変革時は、良いことも悪いことも起こりうるということを私たちリーダーは認識しなければなりません。
大局観を持ち、危機をチャンスとして捉える資質が必要。
既にSociety5.0に向けたフィールド実証はあらゆる分野、地域で取り組まれており、その一つにVR技術があります。
現在では、スマートフォンを指で操作することが当たり前ですが、VR技術が発達することにより、もしかすると声認証で必要な動作が完了したり、更には“念じる”だけで必要な情報が目の前に表示されたり、そのような未来も遠からず起こりうる話です。
もしそうなった場合は、人間は考える力を放棄してしまうかもしれません。あるいは情報量が莫大に増え、脳がパンクしてしまう可能性もあります。そうなれば脳の情報処理速度が速い人財が重宝されていくでしょう。
Society4.0で格差が広がったように、Society5.0でも格差が一層広がるのでは、という意見も多くあります。
Society5.0時代を迎える現代において、私たちは一体何と向き合い、どのように考え・行動をしていけば良いのでしょうか。重要な視点は「危機の捉え方」であり「課題を解決していきたいという想い」です。
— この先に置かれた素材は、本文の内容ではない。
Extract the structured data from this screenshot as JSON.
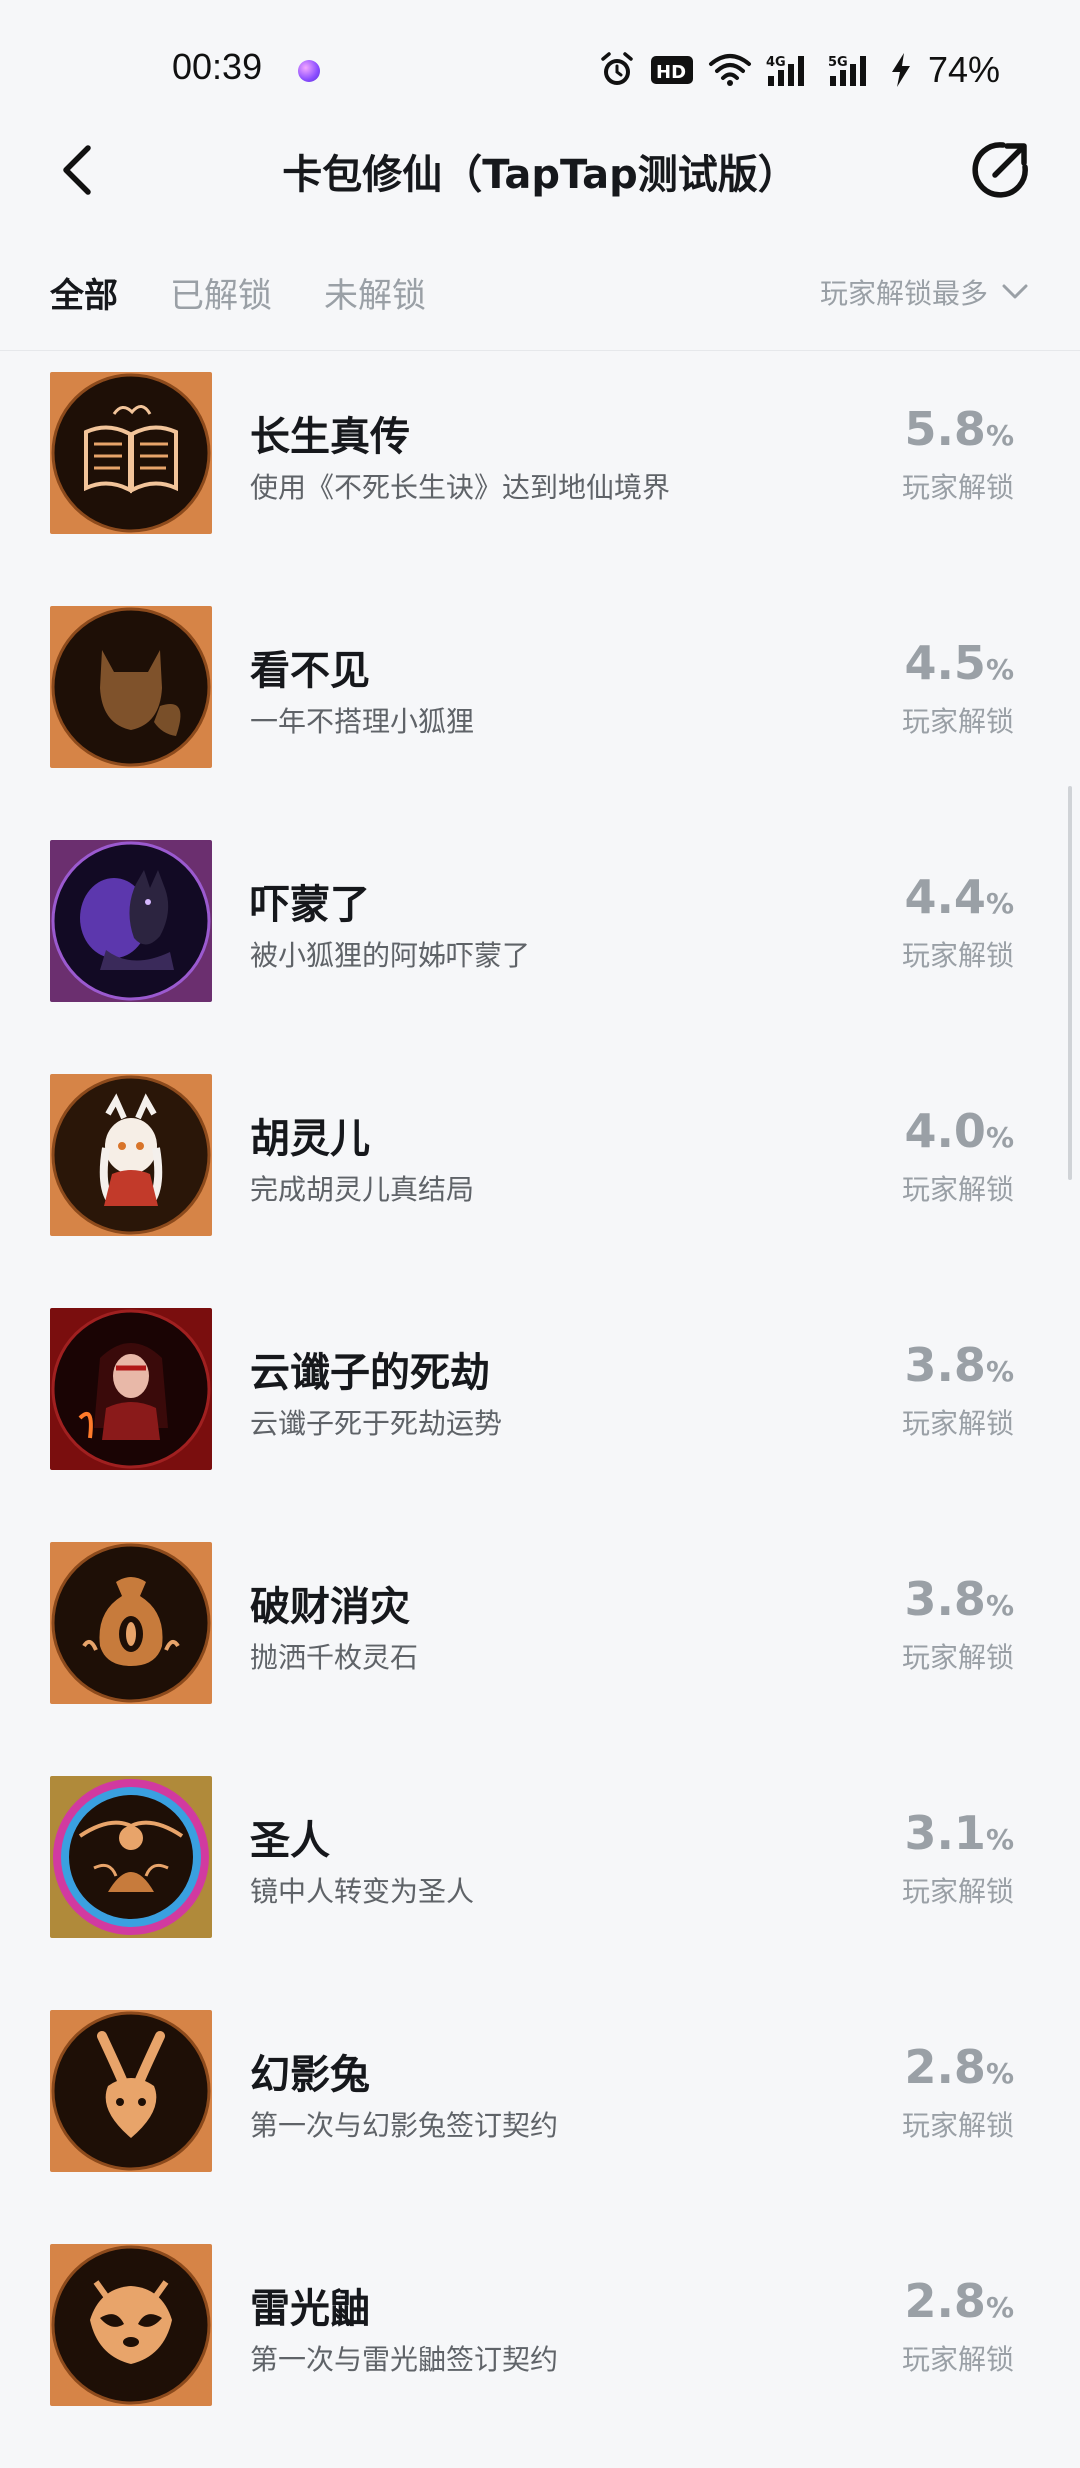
{
  "status_bar": {
    "time": "00:39",
    "battery": "74%",
    "icons": [
      "alarm-icon",
      "hd-icon",
      "wifi-icon",
      "signal-4g-icon",
      "signal-5g-icon",
      "charging-icon"
    ]
  },
  "header": {
    "title": "卡包修仙（TapTap测试版）",
    "back_icon": "chevron-left-icon",
    "share_icon": "share-icon"
  },
  "tabs": [
    {
      "label": "全部",
      "active": true
    },
    {
      "label": "已解锁",
      "active": false
    },
    {
      "label": "未解锁",
      "active": false
    }
  ],
  "sort": {
    "label": "玩家解锁最多",
    "icon": "chevron-down-icon"
  },
  "colors": {
    "background": "#f6f7f9",
    "text_primary": "#16181c",
    "text_secondary": "#5f6368",
    "text_muted": "#9aa0a6",
    "badge_gold": "#e8a46a",
    "badge_dark": "#2a1608",
    "badge_purple": "#6b2f8f",
    "badge_red": "#7a0e0e"
  },
  "achievements": [
    {
      "title": "长生真传",
      "desc": "使用《不死长生诀》达到地仙境界",
      "pct": "5.8",
      "pct_sign": "%",
      "pct_label": "玩家解锁",
      "icon": "book-icon"
    },
    {
      "title": "看不见",
      "desc": "一年不搭理小狐狸",
      "pct": "4.5",
      "pct_sign": "%",
      "pct_label": "玩家解锁",
      "icon": "fox-silhouette-icon"
    },
    {
      "title": "吓蒙了",
      "desc": "被小狐狸的阿姊吓蒙了",
      "pct": "4.4",
      "pct_sign": "%",
      "pct_label": "玩家解锁",
      "icon": "fox-sister-icon"
    },
    {
      "title": "胡灵儿",
      "desc": "完成胡灵儿真结局",
      "pct": "4.0",
      "pct_sign": "%",
      "pct_label": "玩家解锁",
      "icon": "fox-girl-icon"
    },
    {
      "title": "云谶子的死劫",
      "desc": "云谶子死于死劫运势",
      "pct": "3.8",
      "pct_sign": "%",
      "pct_label": "玩家解锁",
      "icon": "cursed-figure-icon"
    },
    {
      "title": "破财消灾",
      "desc": "抛洒千枚灵石",
      "pct": "3.8",
      "pct_sign": "%",
      "pct_label": "玩家解锁",
      "icon": "money-bag-icon"
    },
    {
      "title": "圣人",
      "desc": "镜中人转变为圣人",
      "pct": "3.1",
      "pct_sign": "%",
      "pct_label": "玩家解锁",
      "icon": "sage-icon"
    },
    {
      "title": "幻影兔",
      "desc": "第一次与幻影兔签订契约",
      "pct": "2.8",
      "pct_sign": "%",
      "pct_label": "玩家解锁",
      "icon": "rabbit-icon"
    },
    {
      "title": "雷光鼬",
      "desc": "第一次与雷光鼬签订契约",
      "pct": "2.8",
      "pct_sign": "%",
      "pct_label": "玩家解锁",
      "icon": "weasel-icon"
    }
  ]
}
Society5.0に進化したからこそ生まれる新しいニーズや、新しい課題に気づいて目を向けること。そのための観察力を身につけること。そして社会課題を「ビジネスチャンスである」と捉え、どのように解決していこうかを考える発想力が、これからの時代には求められます。
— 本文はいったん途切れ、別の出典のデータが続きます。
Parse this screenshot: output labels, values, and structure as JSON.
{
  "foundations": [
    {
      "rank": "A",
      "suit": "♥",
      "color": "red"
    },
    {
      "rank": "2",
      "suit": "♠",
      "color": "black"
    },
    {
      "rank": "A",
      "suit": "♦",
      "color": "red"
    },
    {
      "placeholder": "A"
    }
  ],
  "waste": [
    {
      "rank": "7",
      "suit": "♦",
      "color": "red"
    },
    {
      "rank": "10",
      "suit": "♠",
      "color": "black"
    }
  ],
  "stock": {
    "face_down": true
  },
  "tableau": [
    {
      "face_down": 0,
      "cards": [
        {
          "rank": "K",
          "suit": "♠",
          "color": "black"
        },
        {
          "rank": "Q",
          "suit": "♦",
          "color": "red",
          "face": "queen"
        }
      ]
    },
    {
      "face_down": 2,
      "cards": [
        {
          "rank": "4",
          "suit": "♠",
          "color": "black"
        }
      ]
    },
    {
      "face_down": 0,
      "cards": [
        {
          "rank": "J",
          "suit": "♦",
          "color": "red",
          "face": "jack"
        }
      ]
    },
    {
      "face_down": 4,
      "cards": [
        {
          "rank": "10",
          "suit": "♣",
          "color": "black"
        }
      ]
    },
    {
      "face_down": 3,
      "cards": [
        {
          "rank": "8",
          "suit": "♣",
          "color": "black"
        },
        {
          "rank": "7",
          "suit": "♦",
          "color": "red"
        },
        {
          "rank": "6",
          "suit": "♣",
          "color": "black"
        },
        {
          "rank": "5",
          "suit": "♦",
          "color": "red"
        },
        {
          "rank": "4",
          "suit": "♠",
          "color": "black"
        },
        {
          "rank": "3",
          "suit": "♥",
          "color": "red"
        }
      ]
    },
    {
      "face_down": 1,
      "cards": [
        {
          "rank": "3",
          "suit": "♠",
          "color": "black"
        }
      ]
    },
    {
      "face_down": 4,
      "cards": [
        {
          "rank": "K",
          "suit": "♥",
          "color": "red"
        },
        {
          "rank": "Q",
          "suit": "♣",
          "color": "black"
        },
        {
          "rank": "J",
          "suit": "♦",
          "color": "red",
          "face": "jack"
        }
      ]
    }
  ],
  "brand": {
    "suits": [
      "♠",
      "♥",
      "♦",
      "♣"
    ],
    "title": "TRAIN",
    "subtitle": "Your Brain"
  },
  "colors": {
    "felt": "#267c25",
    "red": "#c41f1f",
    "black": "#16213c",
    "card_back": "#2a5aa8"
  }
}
その前提として重要な資質が「大局観」であると私たちは考えています、
これからの未来を自分ごととして想像し、起こりうる変化から課題を見出し、それを解決したいという情熱を持つこと、それこそが次世代リーダーに必要な資質ではないでしょうか。
ぜひ、Society5.0をきっかけに、未来社会について想像し、自身がどのように関わると良いかについて考えてみてほしいと思います。